Две раны в сердце Марьи Кирилловны:

«И как тебе не стыдно, Петр Данилыч?.. До седых волос дожил, а сам… Обидно ведь…»

Но другая рана горше — день и ночь огнем горит:

«Сын, Прошенька… Жив ли?»

— Ты вот сладкой наливкой меня чествуешь, а что в сердце моем — не примечаешь, — говорил Петр Данилыч темным сентябрьским вечером, допивая чаек внакладку у любезницы своей Анфисы Петровны Козыревой.

— Твое сердце с перцем, — играючи погрозила Анфиса своим мизинчиком и засмеялась. — Хитер ты больно, впустую хочешь со мной сыграть. Смотри, не из таковских я. Ни с чем отъедешь.

— Пригожа ты, а ум у тебя, как у кошки слепой. Я про сына речь веду. Понимаешь — нет?

— Как не понять, понимаю.
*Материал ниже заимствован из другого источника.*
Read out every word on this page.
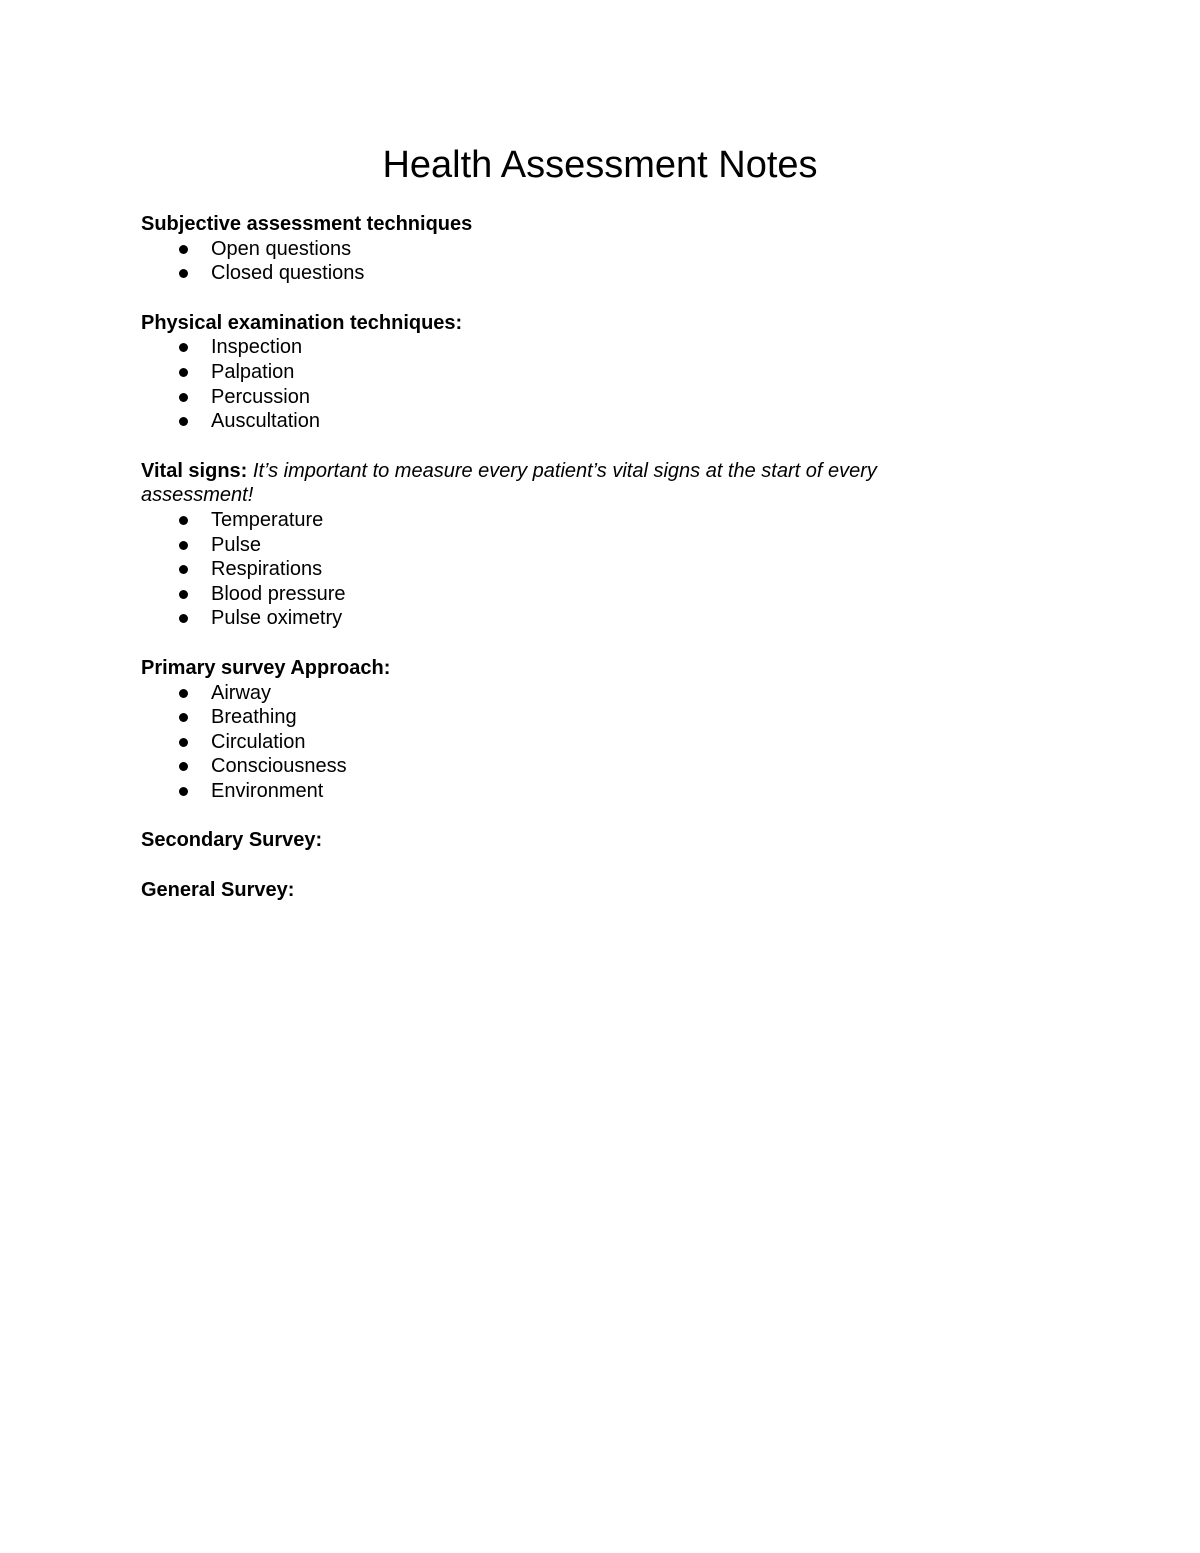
Health Assessment Notes

Subjective assessment techniques

Open questions
Closed questions

Physical examination techniques:

Inspection
Palpation
Percussion
Auscultation

Vital signs: It’s important to measure every patient’s vital signs at the start of every assessment!

Temperature
Pulse
Respirations
Blood pressure
Pulse oximetry

Primary survey Approach:

Airway
Breathing
Circulation
Consciousness
Environment

Secondary Survey:

General Survey:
Хи-хи-хи!.. — И вдруг изменилась, кольнуло ей что-то в сердце, помимо воли, так, налетело неведомо откуда, вдруг. — Ты про сына речь ведешь? Да уж сын ли он тебе? Да полно, не подкидыш ли?

— Чего такое?

— Неужто своего сына кровного послал бы на погибель? Ведь на погибель, а, Петруша?

— Молчи! — угрюмо сказал Петр Данилыч, глядя на ее губы, на ее беспечальные, внезапно загрустившие глаза.
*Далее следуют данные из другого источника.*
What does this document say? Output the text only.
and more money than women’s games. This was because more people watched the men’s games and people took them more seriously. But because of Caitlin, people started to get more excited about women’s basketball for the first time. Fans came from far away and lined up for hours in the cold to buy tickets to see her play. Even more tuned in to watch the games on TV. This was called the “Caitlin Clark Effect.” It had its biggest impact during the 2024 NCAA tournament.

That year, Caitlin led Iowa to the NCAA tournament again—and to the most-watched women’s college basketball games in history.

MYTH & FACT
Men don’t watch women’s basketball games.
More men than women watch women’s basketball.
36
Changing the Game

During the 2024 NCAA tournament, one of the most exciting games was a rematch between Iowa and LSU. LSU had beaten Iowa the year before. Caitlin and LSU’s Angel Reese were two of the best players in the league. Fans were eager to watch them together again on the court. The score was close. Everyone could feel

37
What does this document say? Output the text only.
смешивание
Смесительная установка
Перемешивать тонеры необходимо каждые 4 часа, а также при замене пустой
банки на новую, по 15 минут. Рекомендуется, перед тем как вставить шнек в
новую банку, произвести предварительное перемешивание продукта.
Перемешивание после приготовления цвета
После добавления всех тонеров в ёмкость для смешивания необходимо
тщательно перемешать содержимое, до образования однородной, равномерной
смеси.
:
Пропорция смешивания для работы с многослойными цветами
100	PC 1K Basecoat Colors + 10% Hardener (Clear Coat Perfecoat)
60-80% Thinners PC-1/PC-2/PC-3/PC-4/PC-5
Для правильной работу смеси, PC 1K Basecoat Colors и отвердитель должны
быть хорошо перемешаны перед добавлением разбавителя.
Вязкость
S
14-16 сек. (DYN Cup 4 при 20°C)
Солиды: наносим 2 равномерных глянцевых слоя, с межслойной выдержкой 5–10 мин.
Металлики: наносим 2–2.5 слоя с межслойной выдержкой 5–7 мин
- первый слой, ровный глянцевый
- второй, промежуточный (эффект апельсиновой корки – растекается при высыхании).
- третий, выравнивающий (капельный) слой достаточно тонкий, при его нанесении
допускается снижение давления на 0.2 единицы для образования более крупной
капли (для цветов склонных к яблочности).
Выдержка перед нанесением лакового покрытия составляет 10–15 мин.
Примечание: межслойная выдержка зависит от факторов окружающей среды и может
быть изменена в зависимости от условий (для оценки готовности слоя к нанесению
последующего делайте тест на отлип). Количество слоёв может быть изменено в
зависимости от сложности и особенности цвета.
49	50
И оба пили чай молча: наливку пили молча: ни слова больше, трудно говорить.

Домой ушел Петр Данилыч, не простившись. Ночь была. Под ногами, как тонкое стеклышко, колюче потрескивал новорожденный ледок на лужах, и сердцу отцовскому становилось больно.

Анфиса же долго мучилась бессонницей. Всю ночь сама себя спрашивала и не могла ясный ответ сыскать: почему вдруг заныло ее сердце, почему милый мальчик на мысли всплыл неведомо откуда, так вот, вдруг?
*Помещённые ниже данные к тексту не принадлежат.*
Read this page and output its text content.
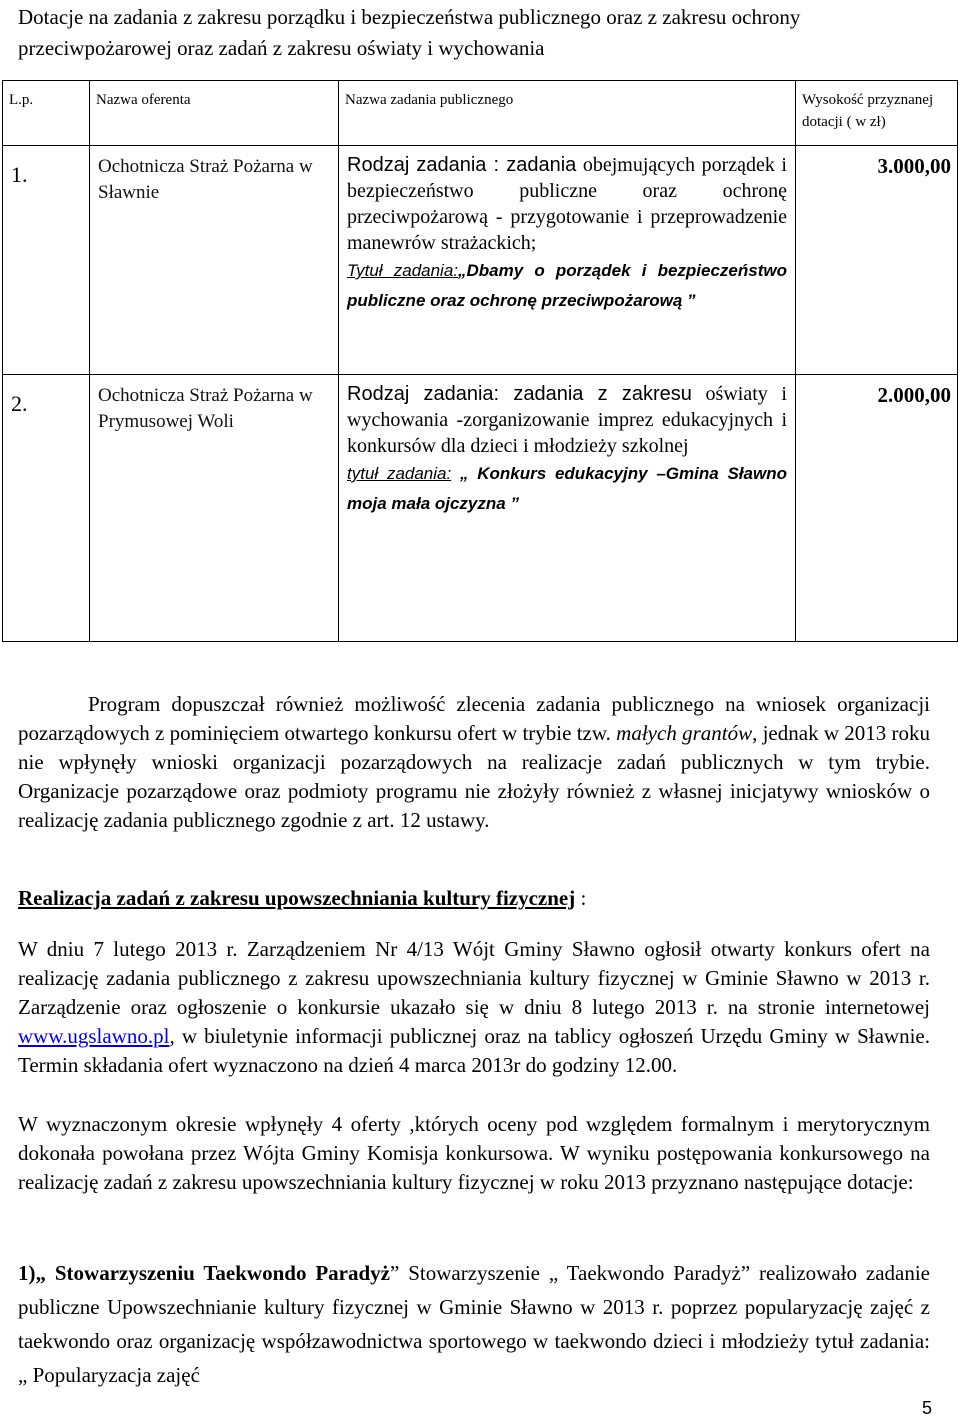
Dotacje na zadania z zakresu porządku i bezpieczeństwa publicznego oraz z zakresu ochrony przeciwpożarowej oraz zadań z zakresu oświaty i wychowania
L.p.	Nazwa oferenta	Nazwa zadania publicznego	Wysokość przyznanej dotacji ( w zł)
1.	Ochotnicza Straż Pożarna w Sławnie	Rodzaj zadania : zadania obejmujących porządek i bezpieczeństwo publiczne oraz ochronę przeciwpożarową - przygotowanie i przeprowadzenie manewrów strażackich;
Tytuł zadania:„Dbamy o porządek i bezpieczeństwo publiczne oraz ochronę przeciwpożarową ”	3.000,00
2.	Ochotnicza Straż Pożarna w Prymusowej Woli	Rodzaj zadania: zadania z zakresu oświaty i wychowania -zorganizowanie imprez edukacyjnych i konkursów dla dzieci i młodzieży szkolnej
tytuł zadania: „ Konkurs edukacyjny –Gmina Sławno moja mała ojczyzna ”	2.000,00
Program dopuszczał również możliwość zlecenia zadania publicznego na wniosek organizacji pozarządowych z pominięciem otwartego konkursu ofert w trybie tzw. małych grantów, jednak w 2013 roku nie wpłynęły wnioski organizacji pozarządowych na realizacje zadań publicznych w tym trybie. Organizacje pozarządowe oraz podmioty programu nie złożyły również z własnej inicjatywy wniosków o realizację zadania publicznego zgodnie z art. 12 ustawy.
Realizacja zadań z zakresu upowszechniania kultury fizycznej :
W dniu 7 lutego 2013 r. Zarządzeniem Nr 4/13 Wójt Gminy Sławno ogłosił otwarty konkurs ofert na realizację zadania publicznego z zakresu upowszechniania kultury fizycznej w Gminie Sławno w 2013 r. Zarządzenie oraz ogłoszenie o konkursie ukazało się w dniu 8 lutego 2013 r. na stronie internetowej www.ugslawno.pl, w biuletynie informacji publicznej oraz na tablicy ogłoszeń Urzędu Gminy w Sławnie. Termin składania ofert wyznaczono na dzień 4 marca 2013r do godziny 12.00.
W wyznaczonym okresie wpłynęły 4 oferty ,których oceny pod względem formalnym i merytorycznym dokonała powołana przez Wójta Gminy Komisja konkursowa. W wyniku postępowania konkursowego na realizację zadań z zakresu upowszechniania kultury fizycznej w roku 2013 przyznano następujące dotacje:
1)„ Stowarzyszeniu Taekwondo Paradyż” Stowarzyszenie „ Taekwondo Paradyż” realizowało zadanie publiczne Upowszechnianie kultury fizycznej w Gminie Sławno w 2013 r. poprzez popularyzację zajęć z taekwondo oraz organizację współzawodnictwa sportowego w taekwondo dzieci i młodzieży tytuł zadania: „ Popularyzacja zajęć
5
И запомнила она этот вечер, эту ночь странную, и не хотела бы запоминать, но, помимо ее воли, не спросясь ее, велел кто-то запомнить на всю ее, Анфисину, неспокойную жизнь-участь.

«Жив ли?»


Ночевал в эту глухую ночь в доме Громовых какой-то вшивый бродяга, Иван Непомнящий. Пожалуй, и не пустила бы к себе за порог такого гостя Марья Кирилловна, да приказчик Илья Сохатых с купеческой кухаркой, краснощекой Варварушкой, упросили: пусти да пусти, может, он в самых тех краях слонялся.

Бродяга, что монах, сытно поесть на дармовщинку любит. Бражничал на дармовщинку бродяга бородатый за поздним ночным столом, чавкал жаренную на бараньем сале картошку, мамонил пшеничный каравай и хриплым, пропитым голосом повествовал сидевшей на лавке в грустной позе Марье Кирилловне:

— Как же мне, барыня-сударыня, не знать? Я все знаю до тонкости. И тунгусишек знаю. Тунгус что зверь… Орда, и больше никаких. Он смирный-смирный, а тут нападает на него блажной стих — возьмет да и пристрелит.

Марья Кирилловна качает головой.

— Неужели ты в самых тех местах был, на Угрюм-реке?